Obviously, the perks of the contingent trend are felt by more in-demand professions. Fields that require expert understanding of niche practices like those in the technology and healthcare sectors are providing professionals with access to more competitive advantages. Osborne went on to provide us with an example of careers with high and low demand and how the contingent labor trend is impacting employment in those fields.

“Occupational therapists have a very low unemployment rate. Employers are having such a difficult time finding quality workers for this field that staffing firms are tracking them from the moment they get accepted into a training program—before they’ve even taken a class; the wages for this job are high and the occupational therapist is able to set the terms. They choose when to work and employers pay more per hour,” said Osborne. “On the other end, clerical and office workers experience a more ‘try before you buy’ situation as companies like to hire temp workers to see if they are a good overall fit for the position. It’s hard to tell in an interview if the person is right for the job. So a three- to- six month contract provides a period of time to test the person’s fit.”

Why hire a staffing firm?
It’s not uncommon to hear detractors ask “what’s the point?” or “why do you need to hire them?” in reference to staffing firms.
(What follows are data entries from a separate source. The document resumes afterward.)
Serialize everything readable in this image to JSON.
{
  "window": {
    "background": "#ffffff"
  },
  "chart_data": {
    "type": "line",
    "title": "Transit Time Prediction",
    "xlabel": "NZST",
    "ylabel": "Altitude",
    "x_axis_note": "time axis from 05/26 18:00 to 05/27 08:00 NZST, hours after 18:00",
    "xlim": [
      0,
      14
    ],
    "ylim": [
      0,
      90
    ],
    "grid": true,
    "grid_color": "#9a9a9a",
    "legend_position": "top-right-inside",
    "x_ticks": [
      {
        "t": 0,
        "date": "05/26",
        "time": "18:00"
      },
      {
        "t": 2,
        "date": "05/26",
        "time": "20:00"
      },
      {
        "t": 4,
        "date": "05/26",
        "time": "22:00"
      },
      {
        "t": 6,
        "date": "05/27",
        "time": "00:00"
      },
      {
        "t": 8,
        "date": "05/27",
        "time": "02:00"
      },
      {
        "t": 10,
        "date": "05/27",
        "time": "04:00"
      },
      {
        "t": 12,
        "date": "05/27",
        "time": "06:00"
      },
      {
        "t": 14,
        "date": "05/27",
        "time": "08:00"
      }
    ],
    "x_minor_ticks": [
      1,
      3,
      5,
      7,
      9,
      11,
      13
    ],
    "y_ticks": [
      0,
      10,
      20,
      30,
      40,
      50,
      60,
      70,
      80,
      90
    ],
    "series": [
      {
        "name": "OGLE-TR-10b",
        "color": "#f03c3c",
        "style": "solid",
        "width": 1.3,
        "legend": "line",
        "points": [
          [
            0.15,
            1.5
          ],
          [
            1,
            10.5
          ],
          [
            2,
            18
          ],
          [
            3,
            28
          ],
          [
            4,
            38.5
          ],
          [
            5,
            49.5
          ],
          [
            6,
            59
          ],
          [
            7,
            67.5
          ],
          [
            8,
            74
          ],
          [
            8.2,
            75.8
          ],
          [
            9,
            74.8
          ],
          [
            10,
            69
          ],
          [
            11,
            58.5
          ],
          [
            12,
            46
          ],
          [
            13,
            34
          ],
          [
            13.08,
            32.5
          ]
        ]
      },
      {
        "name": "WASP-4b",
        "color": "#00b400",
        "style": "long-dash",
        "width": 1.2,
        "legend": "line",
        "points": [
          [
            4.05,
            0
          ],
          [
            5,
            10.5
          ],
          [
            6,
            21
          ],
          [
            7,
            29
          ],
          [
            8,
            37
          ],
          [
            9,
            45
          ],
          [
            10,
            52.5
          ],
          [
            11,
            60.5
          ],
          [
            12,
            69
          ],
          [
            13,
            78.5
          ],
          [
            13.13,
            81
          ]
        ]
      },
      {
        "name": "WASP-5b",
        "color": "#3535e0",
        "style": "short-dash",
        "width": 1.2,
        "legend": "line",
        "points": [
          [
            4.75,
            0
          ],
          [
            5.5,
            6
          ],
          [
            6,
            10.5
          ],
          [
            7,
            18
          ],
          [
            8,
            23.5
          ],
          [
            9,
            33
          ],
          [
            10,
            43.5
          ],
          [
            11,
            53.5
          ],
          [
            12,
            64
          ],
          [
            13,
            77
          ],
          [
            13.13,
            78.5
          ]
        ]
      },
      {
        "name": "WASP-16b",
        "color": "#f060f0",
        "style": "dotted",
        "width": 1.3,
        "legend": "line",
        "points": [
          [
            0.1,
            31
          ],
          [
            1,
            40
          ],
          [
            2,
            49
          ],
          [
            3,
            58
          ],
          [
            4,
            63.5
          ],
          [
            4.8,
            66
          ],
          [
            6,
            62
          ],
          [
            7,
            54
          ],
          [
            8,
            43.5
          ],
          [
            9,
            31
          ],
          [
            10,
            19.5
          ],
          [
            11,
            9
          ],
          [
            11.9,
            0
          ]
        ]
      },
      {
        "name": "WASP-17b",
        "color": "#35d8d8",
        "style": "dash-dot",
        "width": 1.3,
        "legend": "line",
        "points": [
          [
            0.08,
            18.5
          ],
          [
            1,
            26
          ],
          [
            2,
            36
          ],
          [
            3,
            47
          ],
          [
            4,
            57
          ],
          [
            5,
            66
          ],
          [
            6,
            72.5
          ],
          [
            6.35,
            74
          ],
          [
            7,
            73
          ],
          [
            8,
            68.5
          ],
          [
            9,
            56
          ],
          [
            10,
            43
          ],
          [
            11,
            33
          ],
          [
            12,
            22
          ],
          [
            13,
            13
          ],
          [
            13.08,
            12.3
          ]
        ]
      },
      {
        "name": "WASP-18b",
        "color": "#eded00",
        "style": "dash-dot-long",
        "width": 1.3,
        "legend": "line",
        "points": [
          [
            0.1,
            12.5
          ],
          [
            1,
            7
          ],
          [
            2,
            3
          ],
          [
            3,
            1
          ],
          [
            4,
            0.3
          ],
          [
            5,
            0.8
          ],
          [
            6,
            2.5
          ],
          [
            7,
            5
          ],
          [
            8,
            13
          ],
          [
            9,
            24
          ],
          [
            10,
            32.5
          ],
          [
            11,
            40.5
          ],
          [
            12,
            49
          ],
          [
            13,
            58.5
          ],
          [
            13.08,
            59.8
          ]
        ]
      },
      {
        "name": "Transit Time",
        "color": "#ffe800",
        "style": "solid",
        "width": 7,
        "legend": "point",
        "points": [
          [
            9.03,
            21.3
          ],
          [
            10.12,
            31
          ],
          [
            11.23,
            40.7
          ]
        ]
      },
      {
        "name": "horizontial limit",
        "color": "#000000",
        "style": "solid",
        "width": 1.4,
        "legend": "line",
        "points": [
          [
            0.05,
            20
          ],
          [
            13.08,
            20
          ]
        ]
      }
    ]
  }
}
People often pose the question of whether it would be cheaper to handle hiring internally. However, despite these questions, there are many sound reasons and benefits to hiring a staffing or recruiting agency, such as access to leading recruiting and staffing software, to fill one or more positions in a company, especially contract or contingent employment positions, according to Osborne.

“Have you ever bought a sandwich? That’s just outsourcing a meal. [Staffing] is no different – it’s outsourcing at its finest,” he said. “As consumers, we outsource almost everything. We don’t build our own car or our own house. With staffing agencies, companies are turning toward a specialist who has mastered employment, turned it into a science and has been trained for the job – making the entire employment process faster and cheaper.”